May 05, 2021
Arm recently released the product details of the Arm® Neoverse V1 and N2 platforms, both of which meet the various needs of infrastructure applications. These two platforms are designed to solve various workloads and application problems currently running. Compared with the previous generation N1, they bring 50% and 40% performance improvements, respectively. In addition, Arm also released CMN-700 as a key component for building high-performance SoCs based on Neoverse V1 and N2 platforms.
Neoverse V1: The widest micro-architecture + SVE vector operation.
Neoverse V1 platform / Arm
Compared with the previous generation N1, Neoverse V1 brings 50% performance improvement, 1.8 times vector workload optimization, and 4 times machine learning workload optimization. Thanks to Arm's widest micro-architecture and SVE function so far, Neoverse V1 can accommodate more instructions in operation, prolong the code lifetime, and also provide flexibility for chip designers. Arm’s existing SIMD instruction set NEON is difficult to vectorize certain codes, while SVE can directly take the same code and automatically vectorize it well. Compared with NEON, SVE can increase the processing speed. Nearly 3.5 times.
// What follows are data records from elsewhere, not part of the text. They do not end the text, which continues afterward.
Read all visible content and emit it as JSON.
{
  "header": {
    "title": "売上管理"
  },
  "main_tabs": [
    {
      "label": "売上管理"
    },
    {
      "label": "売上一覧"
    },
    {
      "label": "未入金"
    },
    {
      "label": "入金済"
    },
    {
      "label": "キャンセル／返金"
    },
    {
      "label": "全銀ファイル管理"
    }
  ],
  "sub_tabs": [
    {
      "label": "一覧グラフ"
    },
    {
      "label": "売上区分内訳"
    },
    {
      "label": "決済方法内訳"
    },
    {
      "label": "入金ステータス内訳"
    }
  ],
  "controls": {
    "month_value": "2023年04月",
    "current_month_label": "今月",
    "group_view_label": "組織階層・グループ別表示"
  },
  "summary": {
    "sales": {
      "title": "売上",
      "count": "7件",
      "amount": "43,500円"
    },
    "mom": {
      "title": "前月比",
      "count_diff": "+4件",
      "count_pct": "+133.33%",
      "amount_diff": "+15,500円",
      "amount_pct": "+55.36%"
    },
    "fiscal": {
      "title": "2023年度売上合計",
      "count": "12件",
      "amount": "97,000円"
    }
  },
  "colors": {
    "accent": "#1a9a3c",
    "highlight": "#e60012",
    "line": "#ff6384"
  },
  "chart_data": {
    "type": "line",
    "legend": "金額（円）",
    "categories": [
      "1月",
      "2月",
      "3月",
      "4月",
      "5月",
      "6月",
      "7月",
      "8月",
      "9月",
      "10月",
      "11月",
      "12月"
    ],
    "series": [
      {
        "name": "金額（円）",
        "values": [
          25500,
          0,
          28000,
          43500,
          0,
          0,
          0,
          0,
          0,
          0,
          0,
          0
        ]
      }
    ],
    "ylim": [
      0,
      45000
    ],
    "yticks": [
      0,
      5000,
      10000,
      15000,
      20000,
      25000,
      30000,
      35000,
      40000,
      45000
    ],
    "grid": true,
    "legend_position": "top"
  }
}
HPC project that has used Neoverse V1 / Arm
At present, French chip company SiPearl, India's Ministry of Information Technology (MEITY) and South Korea's Electronics and Telecommunications Research Institute (ETRI) have all used Neoverse V1 in their HPC projects.
Neoverse N2: The first Armv9+SVE2 platform.
Neoverse N2 improves cloud to edge performance efficiency / Arm
Arm released the Armv9 architecture a few weeks ago to meet the global demand for ubiquitous dedicated processing capabilities, and the newly announced Neoverse N2 platform is the first platform based on the Armv9 architecture.
SVE2 / Arm
Compared with N1, Neoverse N2 maintains the same level of power and area efficiency, and its single-thread performance has increased by 40%. Not only that, Neoverse N2 is also the first platform with SVE2 functionality. As a superset of SVE and Neon, SVE2 brings a huge improvement in performance and efficiency from the cloud to the edge. SVE is mainly used to accelerate HPC, and SVE2 can be widely used in machine learning, digital signal processing, and 5G applications, while also having the advantages of SVE's ease of programming and portability.
CMN-700: The next generation bus empowers heterogeneous SoC.
Neoverse CMN-700 / Arm
As an upgrade of the previous generation CMN-600, the maximum number of cores supported by CMN-700 can reach 512. By supporting CCIX 2.0 and CXL 2.0, it also provides customers with more customization and expansion options, and provides greater flexibility for tightly coupled heterogeneous computing.
Trends in heterogeneous computing
With the gradual development of heterogeneous computing, we have seen many trends in the combination of CPUs and GPUs. For example, Nvidia's recently announced Grace chip based on Arm Neoverse is a CPU for AI supercomputing. Nvidia uses self-developed NVLink technology for interconnection technology, not PCIE. Chris Bergey, senior vice president and general manager of the Arm Infrastructure Division, mentioned that interconnecting with diversified accelerator functions, such as AI accelerators, is critical for the future market. For example, CMN-700 already supports interconnection standards such as CXL and CCIX. In the future, Arm expects to bring more flexibility to the market and support more systems like Grace.
This heterogeneous trend also includes FPGAs. Zou Ting, senior global director of Arm Infrastructure Division, added that there are already partners that use Neoverse N2 and FPGA accelerator cards in heterogeneous computing systems. Some Arm partners also put FPGA accelerator and N2 on one chip to make SoC, and realize the flexibility of heterogeneous computing through Chiplet's technology.
Widespread use of public cloud
Tencent Cloud adds to the Arm ecosystem / Arm Tencent Cloud
The wide application of Neoverse is especially obvious among public cloud vendors, such as AWS, Alibaba Cloud, and Tencent Cloud. Huang Wenxin, director of Tencent's special testing technology center, mentioned that Tencent and Arm formally signed a cooperation agreement last year, hoping to accelerate the evaluation and adaptation of Arm Neoverse technology through cooperation. Through the TencentBench test framework, it is found that thanks to more scalable CPU cores, the Arm server performs better than traditional servers, especially in the areas of AI inference and image processing.
Arm architecture improves Java performance / Arm Alibaba Cloud
Alibaba chief engineer Kingsum Chow said: In terms of Arm’s CPU resources, there will be two considerations in our existing software. One is that some of our software needs to be recompiled, and the other does not need to be recompiled. To compile, we only need to run Java applications on the JVM (Java Virtual Machine). In this regard, a year ago, we worked with Arm employees to improve the performance of the JVM. In the past year, we have increased the performance of some of our existing Java applications by 50% from JDK8 to JDK11, through OpenJDK, and through Alibaba Dragonwell (a release of OpenJDK).